Senin, 19 Oktober 2015

Agama Rakyat (Jepang)



 AGAMA RAKYAT
 Oleh: SETIONO
 
Kita ketahui bahwa agama di Jepang di pengaruhi dari berbagai agama, seperti agama Budha, Konfusianisme, Taoisme, agama Rakyat (kepercayaan) dan agama Shinto sendiri. Sehingga, pada pembahasan kali ini membahas mengenai Agama Rakyat. Agama Rakyat merupakan agama primitif yang telah bercampur dengan unsur-unsur dari agama Shinto, Budha, dan kepercayaan-kepercayaan lainnya.
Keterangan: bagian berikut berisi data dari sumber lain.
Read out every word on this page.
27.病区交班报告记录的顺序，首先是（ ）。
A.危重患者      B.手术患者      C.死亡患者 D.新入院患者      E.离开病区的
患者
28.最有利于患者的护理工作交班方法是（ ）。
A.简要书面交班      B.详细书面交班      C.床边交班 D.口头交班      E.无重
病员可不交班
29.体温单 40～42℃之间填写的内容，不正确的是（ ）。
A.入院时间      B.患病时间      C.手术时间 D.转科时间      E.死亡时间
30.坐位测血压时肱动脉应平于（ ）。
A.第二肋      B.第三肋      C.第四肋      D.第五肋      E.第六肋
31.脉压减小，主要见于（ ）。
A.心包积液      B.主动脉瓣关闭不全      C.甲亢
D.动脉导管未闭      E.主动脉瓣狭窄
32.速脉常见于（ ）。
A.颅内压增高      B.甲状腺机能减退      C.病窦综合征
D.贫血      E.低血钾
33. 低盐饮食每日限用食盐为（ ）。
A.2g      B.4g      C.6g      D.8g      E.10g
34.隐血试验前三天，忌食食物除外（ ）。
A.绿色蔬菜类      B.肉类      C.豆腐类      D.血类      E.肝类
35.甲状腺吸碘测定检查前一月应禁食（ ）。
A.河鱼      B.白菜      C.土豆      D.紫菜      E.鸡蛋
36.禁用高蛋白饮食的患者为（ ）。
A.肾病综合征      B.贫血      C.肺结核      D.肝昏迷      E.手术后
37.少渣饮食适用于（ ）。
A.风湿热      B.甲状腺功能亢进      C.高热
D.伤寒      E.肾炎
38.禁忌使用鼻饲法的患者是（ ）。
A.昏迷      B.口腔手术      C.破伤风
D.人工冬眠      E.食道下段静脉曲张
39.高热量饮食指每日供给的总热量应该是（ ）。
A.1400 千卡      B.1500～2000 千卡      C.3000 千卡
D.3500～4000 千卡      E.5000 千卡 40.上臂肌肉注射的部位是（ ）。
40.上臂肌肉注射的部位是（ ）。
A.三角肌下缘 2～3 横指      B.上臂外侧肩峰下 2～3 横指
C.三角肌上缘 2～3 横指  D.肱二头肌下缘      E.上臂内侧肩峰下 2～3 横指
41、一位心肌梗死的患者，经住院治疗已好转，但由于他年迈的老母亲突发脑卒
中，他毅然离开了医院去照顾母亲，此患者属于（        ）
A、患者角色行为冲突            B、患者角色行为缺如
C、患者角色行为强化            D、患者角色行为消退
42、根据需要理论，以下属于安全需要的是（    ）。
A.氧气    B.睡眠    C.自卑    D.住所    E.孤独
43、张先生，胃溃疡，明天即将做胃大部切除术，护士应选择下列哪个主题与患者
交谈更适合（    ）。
Agama rakyat tidak memiliki kitab suci, tidak tersusun dalam bentuk organisasi tertentu, dan tidak pula berusaha mengembangkan ajarannya ataupun memperbanyak para pengikut. Agama rakyat merupakan kepercayaan dan peribadatan yang diwarisi dan diakui menjadi milik bersama. Maka, agama rakyat dianggap sebagai umum dan disebut sebagai Minkan Shinto (agama Shinto kalangan rakyat).
Agama rakyat juga dapat dikatakan sebagai agama yang memiliki banyak unsur magisnya. Karena praktek keagamaan yang bertujuan memperoleh keuntungan di dunia ini seperti selamat dari bahaya, sembuh dari penyakit, dan sebagainya memperoleh tempat utama dalam agama rakyat. Kemudian memiliki patung-patung dewa yang tersebar di kalangan rakyat Jepang yang berasal dari dewa-dewa agama Shinto. Terpenting di antaranya ialah :

1.    Patung dewa Doso-jin, dewa pengawas jalan raya
2.    Patung dewa Kamado-no-kami, dewa pengawas api dapur
3.    Patung dewa Ryu-jin, dewa Ular Naga, dewa pengawas angin dan hujan.
4.    Patung dewa Daikokuten, salah satu di antara tujuh dewa yang memberikan keberuntungan dan nasib yang baik.[1]
Pemujaan terhadap dewa-dewa tersebut dilakukan dengan cara yang sangat sederhana sama seperti cara pemujaan yang dilakukan dalam agama Shinto. Apabila sebuah patung dewa menjadi semakin terkenal, maka biasanya patung tersebut dipindahkan ke lingkungan jinja, atau dapat pula didirikan sebuah bangunan sederhana untuk melindunginya, sehingga patung tersebut akan menjadi lebih menarik.

A.  Pemikiran Keagamaan
Dasar Pokok agama rakyat adalah agama asli Jepang yang mempercayai adanya kekuatan di balik berbagai gejala alam, binatang, benda, dan manusia yang diyakini mempunyai sifat-sifat istimewa. Kekuatan tadi disebut dengan kami dan diyakini dapat mempengaruhi kehidupan manusia, mendatangkan keuntungan atau menyebabkan kesengsaraan. Pada angin dan hujan, api dan air, guntur dan kilat, batu-batu, hutan-hutan, gunung-gunung, dan gejala-gejala alam lainnya, dirasakan ada kekuatan spiritual yang membangkitkan perasaan segan dan takut.[2] Binatang-binatang juga sering dianggap sebagai kami, kaerena alasan-alasan anatara lain :
1.    Binatang-binatang tersebut menakutkan, seperti harimau, serigaa, ular, dan sebagainya.
2.    Binatang-bintang tersebut dianggap sebagai pelayan-pelayan dewa, seperti rusa, kera, burung merpati, kura-kura, dan sebagainya.
3.    Bintang-bintang tersebut dianggap sebagai inkarnasi atau penjelmaan dewa, semisal burung kasa, ular naga, rusa, dan sebagainya.[3]
Jiwa atau ruh manusia diberi nama khusus yaitu tama. Meskipun demikian, dalam bahasa Jepang kata tama memiliki dua arti yaitu permata indah dan ruh atau jiwa.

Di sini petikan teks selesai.